Now I have some (not all) of the answers.  Sad stories of illness and failed marriage.  Happy stories of cross-country moves and large families.  And in some cases, no story at all.  Emptiness.  Mystery.  Which used to be par for the course, but in the "new age", feels simply unacceptable.

And the slim chance of love's recovery.

But is there really such a thing?  Facebook can be- in very limited circumstances- an amazing thing, a tool to bring long-ago relationships back to life.  I've watched it happen in my own life.  Old scars have been reopened and closed properly.  And that is slim, rare, and wonderful.

But often, as each of us surely knows, there is simply the stating of long-ago relationships, and the realization that no current relationship exists at all, nor should it.

As far as I can tell, there is truly no way to predict which will be which.  I have become new friends with people I hardly knew, and I have been in the same apartment as "old friends" from that time, and neither of us has even acknowledged the relationship ever existed.  And I'm not just talking about relationships with the opposite sex.

"There I am in younger days, star gazing, painting picture perfect maps of how my life and love would be"

How wonderful that life didn't turn out like I'd pictured it then.  But also, how horrible, in a way.  I feel like I was so much more confident and maybe even able to do things then.  Surely it's simply some kind of mental coping mechanism, but when I think of Habitat for Humanity trips and fundraisers, of concerts I attended and even set up myself, I am amazed I ever did those things.  I certainly don't do them now.  But is it that I can't, or that the possibilities were so open and hopeful then that I would try anything?  Or maybe I just had a lot more time on my hands before a job, a wife, and a child.

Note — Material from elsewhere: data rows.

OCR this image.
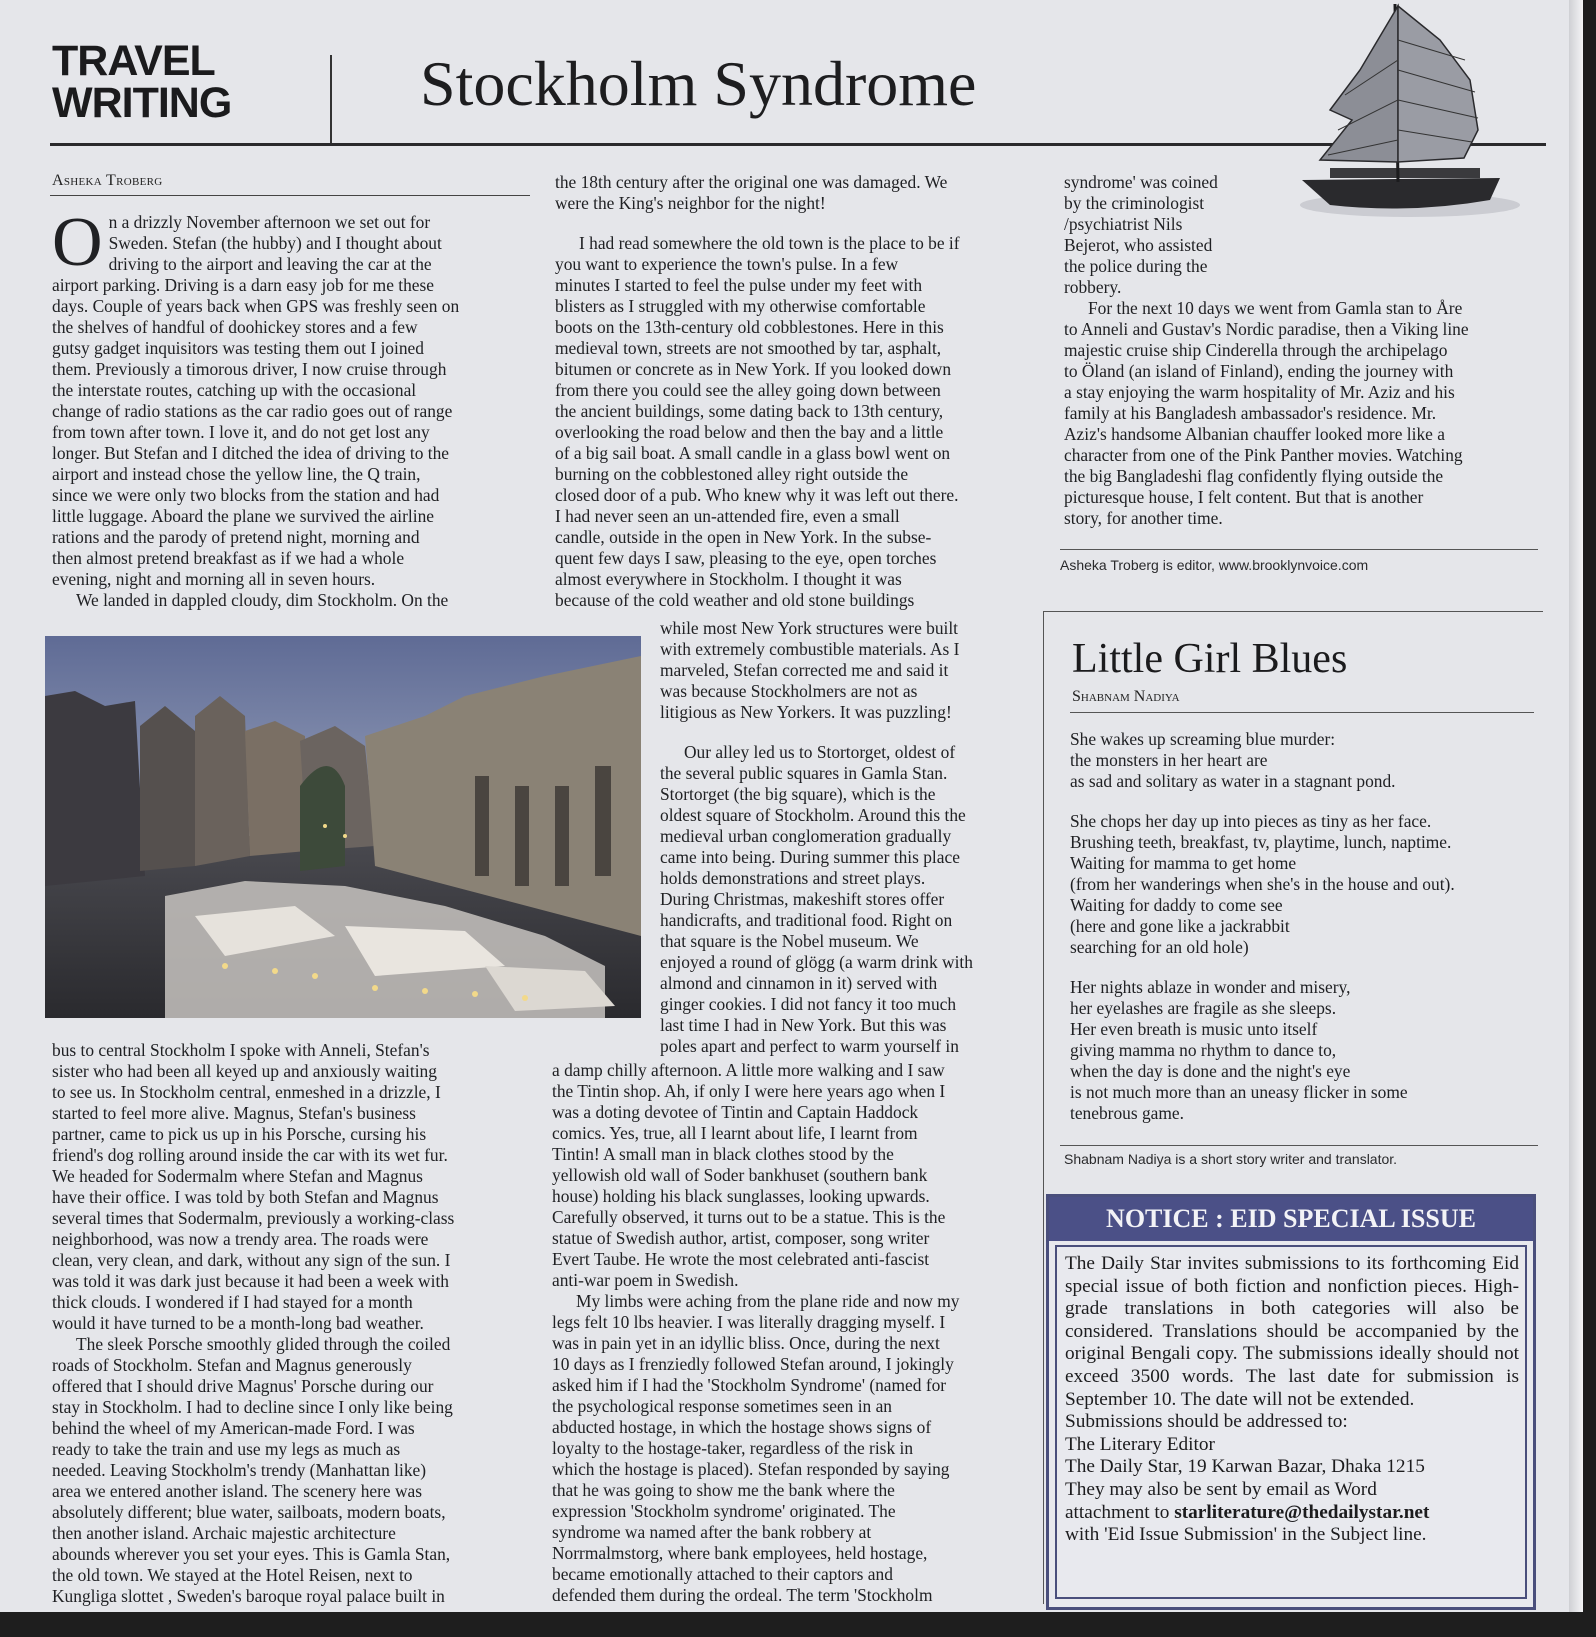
TRAVEL
WRITING	Stockholm Syndrome
Asheka Troberg
O n a drizzly November afternoon we set out for

Sweden. Stefan (the hubby) and I thought about

driving to the airport and leaving the car at the

airport parking. Driving is a darn easy job for me these

days. Couple of years back when GPS was freshly seen on

the shelves of handful of doohickey stores and a few

gutsy gadget inquisitors was testing them out I joined

them. Previously a timorous driver, I now cruise through

the interstate routes, catching up with the occasional

change of radio stations as the car radio goes out of range

from town after town. I love it, and do not get lost any

longer. But Stefan and I ditched the idea of driving to the

airport and instead chose the yellow line, the Q train,

since we were only two blocks from the station and had

little luggage. Aboard the plane we survived the airline

rations and the parody of pretend night, morning and

then almost pretend breakfast as if we had a whole

evening, night and morning all in seven hours.

We landed in dappled cloudy, dim Stockholm. On the

bus to central Stockholm I spoke with Anneli, Stefan's

sister who had been all keyed up and anxiously waiting

to see us. In Stockholm central, enmeshed in a drizzle, I

started to feel more alive. Magnus, Stefan's business

partner, came to pick us up in his Porsche, cursing his

friend's dog rolling around inside the car with its wet fur.

We headed for Sodermalm where Stefan and Magnus

have their office. I was told by both Stefan and Magnus

several times that Sodermalm, previously a working-class

neighborhood, was now a trendy area. The roads were

clean, very clean, and dark, without any sign of the sun. I

was told it was dark just because it had been a week with

thick clouds. I wondered if I had stayed for a month

would it have turned to be a month-long bad weather.

The sleek Porsche smoothly glided through the coiled

roads of Stockholm. Stefan and Magnus generously

offered that I should drive Magnus' Porsche during our

stay in Stockholm. I had to decline since I only like being

behind the wheel of my American-made Ford. I was

ready to take the train and use my legs as much as

needed. Leaving Stockholm's trendy (Manhattan like)

area we entered another island. The scenery here was

absolutely different; blue water, sailboats, modern boats,

then another island. Archaic majestic architecture

abounds wherever you set your eyes. This is Gamla Stan,

the old town. We stayed at the Hotel Reisen, next to

Kungliga slottet , Sweden's baroque royal palace built in

the 18th century after the original one was damaged. We

were the King's neighbor for the night!

I had read somewhere the old town is the place to be if

you want to experience the town's pulse. In a few

minutes I started to feel the pulse under my feet with

blisters as I struggled with my otherwise comfortable

boots on the 13th-century old cobblestones. Here in this

medieval town, streets are not smoothed by tar, asphalt,

bitumen or concrete as in New York. If you looked down

from there you could see the alley going down between

the ancient buildings, some dating back to 13th century,

overlooking the road below and then the bay and a little

of a big sail boat. A small candle in a glass bowl went on

burning on the cobblestoned alley right outside the

closed door of a pub. Who knew why it was left out there.

I had never seen an un-attended fire, even a small

candle, outside in the open in New York. In the subse-

quent few days I saw, pleasing to the eye, open torches

almost everywhere in Stockholm. I thought it was

because of the cold weather and old stone buildings

while most New York structures were built

with extremely combustible materials. As I

marveled, Stefan corrected me and said it

was because Stockholmers are not as

litigious as New Yorkers. It was puzzling!

Our alley led us to Stortorget, oldest of

the several public squares in Gamla Stan.

Stortorget (the big square), which is the

oldest square of Stockholm. Around this the

medieval urban conglomeration gradually

came into being. During summer this place

holds demonstrations and street plays.

During Christmas, makeshift stores offer

handicrafts, and traditional food. Right on

that square is the Nobel museum. We

enjoyed a round of glögg (a warm drink with

almond and cinnamon in it) served with

ginger cookies. I did not fancy it too much

last time I had in New York. But this was

poles apart and perfect to warm yourself in

a damp chilly afternoon. A little more walking and I saw

the Tintin shop. Ah, if only I were here years ago when I

was a doting devotee of Tintin and Captain Haddock

comics. Yes, true, all I learnt about life, I learnt from

Tintin! A small man in black clothes stood by the

yellowish old wall of Soder bankhuset (southern bank

house) holding his black sunglasses, looking upwards.

Carefully observed, it turns out to be a statue. This is the

statue of Swedish author, artist, composer, song writer

Evert Taube. He wrote the most celebrated anti-fascist

anti-war poem in Swedish.

My limbs were aching from the plane ride and now my

legs felt 10 lbs heavier. I was literally dragging myself. I

was in pain yet in an idyllic bliss. Once, during the next

10 days as I frenziedly followed Stefan around, I jokingly

asked him if I had the 'Stockholm Syndrome' (named for

the psychological response sometimes seen in an

abducted hostage, in which the hostage shows signs of

loyalty to the hostage-taker, regardless of the risk in

which the hostage is placed). Stefan responded by saying

that he was going to show me the bank where the

expression 'Stockholm syndrome' originated. The

syndrome wa named after the bank robbery at

Norrmalmstorg, where bank employees, held hostage,

became emotionally attached to their captors and

defended them during the ordeal. The term 'Stockholm

syndrome' was coined

by the criminologist

/psychiatrist Nils

Bejerot, who assisted

the police during the

robbery.

For the next 10 days we went from Gamla stan to Åre

to Anneli and Gustav's Nordic paradise, then a Viking line

majestic cruise ship Cinderella through the archipelago

to Öland (an island of Finland), ending the journey with

a stay enjoying the warm hospitality of Mr. Aziz and his

family at his Bangladesh ambassador's residence. Mr.

Aziz's handsome Albanian chauffer looked more like a

character from one of the Pink Panther movies. Watching

the big Bangladeshi flag confidently flying outside the

picturesque house, I felt content. But that is another

story, for another time.

Asheka Troberg is editor, www.brooklynvoice.com
Little Girl Blues
Shabnam Nadiya

She wakes up screaming blue murder:

the monsters in her heart are

as sad and solitary as water in a stagnant pond.

She chops her day up into pieces as tiny as her face.

Brushing teeth, breakfast, tv, playtime, lunch, naptime.

Waiting for mamma to get home

(from her wanderings when she's in the house and out).

Waiting for daddy to come see

(here and gone like a jackrabbit

searching for an old hole)

Her nights ablaze in wonder and misery,

her eyelashes are fragile as she sleeps.

Her even breath is music unto itself

giving mamma no rhythm to dance to,

when the day is done and the night's eye

is not much more than an uneasy flicker in some

tenebrous game.

Shabnam Nadiya is a short story writer and translator.
NOTICE : EID SPECIAL ISSUE

The Daily Star invites submissions to its forthcoming Eid special issue of both fiction and nonfiction pieces. High-grade translations in both categories will also be considered. Translations should be accompanied by the original Bengali copy. The submissions ideally should not exceed 3500 words. The last date for submission is September 10. The date will not be extended.

Submissions should be addressed to:

The Literary Editor

The Daily Star, 19 Karwan Bazar, Dhaka 1215

They may also be sent by email as Word

attachment to starliterature@thedailystar.net

with 'Eid Issue Submission' in the Subject line.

How my life and love would be.  I thought I had love figured out back then.  And again.  And again.  Then I thought I'd discovered something profound, that I'd depend on myself and not the love of a girl..  How interesting, odd, and yes, wonderful, that when love finally pursued and attacked me like a cheetah and a gazelle (almost like reading Song of Solomon, isn't it?) it was nothing like all those maps I'd made for myself, all my self-lectures about waiting for the perfect person and blah blah blah.  Don't read that wrong- my wife is perfect, all right.  My soul mate.  For real.  It's just that it took me awhile to understand what perfect truly meant.  I'd been looking for one thing when what love really was consisted of something totally different.  I just thank God I ever figured it out- or she did and just didn't let go.

So, to paraphrase the song a bit, these are ghosts and mirages, all these searches for fairer weather.  If I've learned something after all these years, that's perhaps it.  All the anger, all the pain, all the regret.  It's essentially useless.  If you want to love, love.  And if the slim chance of love's recovery doesn't pan out, life is too short to agonize.  For too long I've been a bridge trying to hold onto slippery memories of water and ice that passed by long ago.  If that water wants to rise to the clouds and return as new water- let it.  Otherwise, let it flow away.

And drink a toast to the slim chance.